About Me

I have worked on a number of topics in different areas: computational learning theory, computation theory, inductive inference, philosophy of science, belief revision, game theory: foundations, algorithms, evolutionary analysis, and machine learning for particle physics. The aim of this note is a high-level, informal introduction to my work that does not assume background in computer science. For detailed descriptions, you can look at the annotations on my publications. See also the thesis topics I've listed for graduate students.

Biography

I was born in Toronto. My family moved to Germany when I was six. After finishing high school there, I came back to the University of Toronto to do a Bachelor's Degree in Cognitive Science. The Cognitive Science program in Toronto combines computer science, philosophy and psychology. For my Ph.D. in Logic and Computation, I went to the philosophy department at Carnegie Mellon University, in Pittsburgh, Pennsylvania. Carnegie Mellon is a private university founded by Andrew Carnegie.

Research Interests

My work is mostly concerned with an issue that receives different formulations and labels in different areas: how to use observations to adapt to an external world. In computer science, we talk about machine learning and optimal design for learning systems. In philosophy of science, this leads to questions about scientific reasoning and method. Epistemology considers how to form beliefs on the basis of observations, especially inductive generalizations. In biology, the topic is adaptation. Mostly I've worked in the context of machine learning, scientific reasoning and epistemology, which aim to find optimal ways of learning and adapting, rather than to describe how humans or animals actually do learn. My guiding principle is that good reasoning methods or algorithms are those that lead us towards our cognitive aims, especially towards theories that get the observations right. Though not everybody agrees with this, it's hardly a new idea. What's new in my work is a systematic attempt to work out the details. For example, what are relevant cognitive goals? What are the most powerful reasoning methods like? How hard can it be to attain some goal? Are some learning aims more difficult to realize than others? Which empirical questions are easy, which are hard, which are impossible, and what makes them so? Together with several other people working on these questions, we have found some precise, systematic and often surprising answers.
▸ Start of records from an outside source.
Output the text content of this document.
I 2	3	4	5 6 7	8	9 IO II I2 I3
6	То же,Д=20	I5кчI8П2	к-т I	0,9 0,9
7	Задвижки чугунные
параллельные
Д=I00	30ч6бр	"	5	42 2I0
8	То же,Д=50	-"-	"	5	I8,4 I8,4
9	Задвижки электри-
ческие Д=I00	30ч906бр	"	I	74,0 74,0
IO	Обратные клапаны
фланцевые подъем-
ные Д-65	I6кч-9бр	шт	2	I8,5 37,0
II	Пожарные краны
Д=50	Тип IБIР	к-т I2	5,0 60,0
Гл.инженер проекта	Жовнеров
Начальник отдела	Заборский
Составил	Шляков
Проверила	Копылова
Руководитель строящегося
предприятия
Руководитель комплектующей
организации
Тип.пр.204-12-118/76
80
In considering the virtues and vices of learning methods, I often resort to general principles of rational choice. The idea is to think of an inference-method as something that you can choose, and you can apply rational choice principles to help you figure out how to do so. After applying ideas from the analysis of rational choice, I've become interested in the foundations of that theory. I've also worked on methods for representing rational choice models in logic and using methods from computational logic to carry out game theoretic reasoning.


For the last five years or so, I have been working on learning for relational data. The structure of relational data is best represented in logic, so learning with such data raises the question of how to combine logic and probability. Logic and probability are the two most powerful formal theories of reasoning that our civilization has developed so far, so combining them is an important foundational topic for Artificial Intelligence and Cognitive Science. It is also a very practical problem because most enterprises actually store their data in relational databases, and because networks generate linked data.